In a Xen/x86 system, only the hypervisor runs with full processor privileges (ring 0 in the x86 four-ring model). It has full access to the physical memory available in the system and is responsible for allocating portions of it to running domains.
On a 32-bit x86 system, guest operating systems may use rings 1, 2 and 3 as they see fit. Segmentation is used to prevent the guest OS from accessing the portion of the address space that is reserved for Xen. We expect most guest operating systems will use ring 1 for their own operation and place applications in ring 3.
On 64-bit systems it is not possible to protect the hypervisor from untrusted guest code running in rings 1 and 2. Guests are therefore restricted to run in ring 3 only. The guest kernel is protected from its applications by context switching between the kernel and currently running application.
讨论如下内容:CPU state, exception and interrupt handling, and time.
一、CPU State
All privileged state must be handled by Xen.
The guest OS has no direct access to CR3 and is not permitted to update privileged bits in EFLAGS.
Guest OSes use hypercalls to invoke operations in Xen; these are analogous to system calls but occur from ring 1 to ring 0.
二、Exceptions
A virtual IDT is provided — a domain can submit a table of trap handlers to Xen via the set_trap_table hypercall. The exception stack frame presented to a virtual trap handler is identical to its native equivalent.
三、Interrupts and Events
Interrupts are virtualized by mapping them to event channels, which are delivered asynchronously to the target domain using a callback supplied via the set_callbacks hypercall.
A guest OS can map these events onto its standard interrupt dispatch mechanisms.

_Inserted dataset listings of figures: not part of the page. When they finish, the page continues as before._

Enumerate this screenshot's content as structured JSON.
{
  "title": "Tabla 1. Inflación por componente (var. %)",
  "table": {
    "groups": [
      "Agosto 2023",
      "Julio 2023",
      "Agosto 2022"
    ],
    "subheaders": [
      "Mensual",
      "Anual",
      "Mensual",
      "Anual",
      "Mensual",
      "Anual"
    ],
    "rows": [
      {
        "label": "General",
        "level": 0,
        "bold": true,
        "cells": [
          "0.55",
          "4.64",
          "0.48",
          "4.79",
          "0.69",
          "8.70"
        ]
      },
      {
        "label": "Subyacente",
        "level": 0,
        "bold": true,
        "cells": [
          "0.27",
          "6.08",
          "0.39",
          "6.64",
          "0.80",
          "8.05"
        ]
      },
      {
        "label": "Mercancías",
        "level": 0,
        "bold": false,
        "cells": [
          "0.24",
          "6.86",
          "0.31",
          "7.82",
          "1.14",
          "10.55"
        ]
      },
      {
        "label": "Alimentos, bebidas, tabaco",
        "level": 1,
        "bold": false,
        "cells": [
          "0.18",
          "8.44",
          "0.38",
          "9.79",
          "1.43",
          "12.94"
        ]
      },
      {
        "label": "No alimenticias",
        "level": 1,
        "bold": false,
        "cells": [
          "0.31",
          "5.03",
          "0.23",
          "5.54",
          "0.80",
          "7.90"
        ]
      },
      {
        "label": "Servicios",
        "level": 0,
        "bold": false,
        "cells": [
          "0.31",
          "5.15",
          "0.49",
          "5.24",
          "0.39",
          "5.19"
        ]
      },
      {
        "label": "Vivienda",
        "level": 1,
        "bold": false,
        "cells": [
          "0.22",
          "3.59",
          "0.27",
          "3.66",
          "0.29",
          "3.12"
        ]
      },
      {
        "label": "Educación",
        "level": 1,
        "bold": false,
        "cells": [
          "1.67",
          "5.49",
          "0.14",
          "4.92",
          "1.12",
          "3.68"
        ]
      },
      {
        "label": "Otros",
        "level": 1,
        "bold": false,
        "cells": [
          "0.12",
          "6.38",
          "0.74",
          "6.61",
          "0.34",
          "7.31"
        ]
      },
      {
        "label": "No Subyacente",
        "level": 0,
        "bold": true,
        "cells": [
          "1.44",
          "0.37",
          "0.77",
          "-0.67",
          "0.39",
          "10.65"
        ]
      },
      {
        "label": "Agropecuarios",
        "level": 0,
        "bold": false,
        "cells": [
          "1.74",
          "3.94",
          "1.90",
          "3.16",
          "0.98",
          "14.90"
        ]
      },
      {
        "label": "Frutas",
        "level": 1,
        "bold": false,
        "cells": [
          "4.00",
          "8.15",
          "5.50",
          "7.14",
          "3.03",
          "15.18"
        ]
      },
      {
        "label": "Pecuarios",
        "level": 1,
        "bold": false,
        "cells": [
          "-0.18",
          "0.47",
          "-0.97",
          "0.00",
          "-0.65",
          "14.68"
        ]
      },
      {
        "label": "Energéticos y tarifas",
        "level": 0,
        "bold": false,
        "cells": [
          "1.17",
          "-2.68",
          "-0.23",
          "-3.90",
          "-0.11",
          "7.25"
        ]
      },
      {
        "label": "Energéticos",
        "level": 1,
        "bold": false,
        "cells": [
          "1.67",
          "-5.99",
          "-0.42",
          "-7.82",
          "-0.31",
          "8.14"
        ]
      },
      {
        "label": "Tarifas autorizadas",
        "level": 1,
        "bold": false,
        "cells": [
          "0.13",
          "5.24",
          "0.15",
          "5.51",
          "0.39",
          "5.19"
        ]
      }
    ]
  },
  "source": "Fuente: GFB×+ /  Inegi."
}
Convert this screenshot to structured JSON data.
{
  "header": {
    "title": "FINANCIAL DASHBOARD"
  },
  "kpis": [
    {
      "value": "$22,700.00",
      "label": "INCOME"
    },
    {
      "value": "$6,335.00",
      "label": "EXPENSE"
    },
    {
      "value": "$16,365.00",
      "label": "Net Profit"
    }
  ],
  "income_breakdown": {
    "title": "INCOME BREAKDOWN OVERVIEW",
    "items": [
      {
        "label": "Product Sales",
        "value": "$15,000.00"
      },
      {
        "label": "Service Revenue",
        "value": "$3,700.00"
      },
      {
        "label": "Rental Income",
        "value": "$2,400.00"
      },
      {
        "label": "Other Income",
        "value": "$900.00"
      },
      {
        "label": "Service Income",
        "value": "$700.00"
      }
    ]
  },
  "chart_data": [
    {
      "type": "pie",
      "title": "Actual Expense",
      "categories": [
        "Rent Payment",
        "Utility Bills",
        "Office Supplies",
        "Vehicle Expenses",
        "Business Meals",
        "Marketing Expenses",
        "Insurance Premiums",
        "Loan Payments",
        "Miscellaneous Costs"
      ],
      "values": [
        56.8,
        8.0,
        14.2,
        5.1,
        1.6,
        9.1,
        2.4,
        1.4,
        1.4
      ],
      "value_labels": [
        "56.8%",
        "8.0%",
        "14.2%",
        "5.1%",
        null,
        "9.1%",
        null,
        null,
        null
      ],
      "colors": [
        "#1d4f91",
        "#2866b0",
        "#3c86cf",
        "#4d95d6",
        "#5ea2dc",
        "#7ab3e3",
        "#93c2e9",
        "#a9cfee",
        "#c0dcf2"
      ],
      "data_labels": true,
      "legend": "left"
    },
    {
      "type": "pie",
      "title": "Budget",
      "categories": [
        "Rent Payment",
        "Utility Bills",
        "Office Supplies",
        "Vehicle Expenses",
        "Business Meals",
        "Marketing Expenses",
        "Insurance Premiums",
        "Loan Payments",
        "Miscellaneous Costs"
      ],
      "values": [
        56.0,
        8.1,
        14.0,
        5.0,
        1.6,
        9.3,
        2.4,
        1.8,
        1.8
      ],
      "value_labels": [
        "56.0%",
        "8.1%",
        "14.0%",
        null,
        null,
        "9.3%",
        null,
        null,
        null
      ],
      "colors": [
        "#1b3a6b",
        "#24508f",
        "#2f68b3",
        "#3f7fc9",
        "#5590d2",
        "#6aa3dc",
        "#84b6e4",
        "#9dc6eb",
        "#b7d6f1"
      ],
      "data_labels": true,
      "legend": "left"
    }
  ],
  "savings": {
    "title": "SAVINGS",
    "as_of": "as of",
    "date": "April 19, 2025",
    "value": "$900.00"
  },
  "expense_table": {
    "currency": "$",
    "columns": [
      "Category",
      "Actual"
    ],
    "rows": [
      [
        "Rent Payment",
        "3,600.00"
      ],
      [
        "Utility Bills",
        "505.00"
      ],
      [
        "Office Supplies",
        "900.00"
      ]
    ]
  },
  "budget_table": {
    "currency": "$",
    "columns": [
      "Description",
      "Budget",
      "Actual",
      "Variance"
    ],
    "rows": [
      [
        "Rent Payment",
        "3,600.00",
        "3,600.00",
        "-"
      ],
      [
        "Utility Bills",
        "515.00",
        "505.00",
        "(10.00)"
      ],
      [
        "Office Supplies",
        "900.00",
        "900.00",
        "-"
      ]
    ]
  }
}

Xen is responsible for determining the target domain that will handle each physical interrupt source.
四、Time
Guest operating systems need to be aware of the passage of both real (or wallclock) time and their own ‘virtual time’ (the time for which they have been executing).
Furthermore, Xen has a notion of time which is used for scheduling. The following
notions of time are provided:
Cycle counter time. This provides a fine-grained time reference. The cycle counter time is used to accurately extrapolate the other time references. On SMP machines it is currently assumed that the cycle counter time is synchronized between CPUs. The current x86-based implementation achieves this within inter-CPU communication latencies.
System time. This is a 64-bit counter which holds the number of nanoseconds that have elapsed since system boot.
Wall clock time. This is the time of day in a Unix-style struct timeval (seconds and microseconds since 1 January 1970, adjusted by leap seconds). An NTP client hosted by domain 0 can keep this value accurate.
Domain virtual time. This progresses at the same pace as system time, but only while a domain is executing — it stops while a domain is de-scheduled. Therefore the share of the CPU that a domain receives is indicated by the rate at which its virtual time increases.
Xen exports timestamps for system time and wall-clock time to guest operating systems through a shared page of memory. Xen also provides the cycle counter time at the instant the timestamps were calculated, and the CPU frequency in Hertz.
This allows the guest to extrapolate system and wall-clock times accurately based on the current cycle counter time.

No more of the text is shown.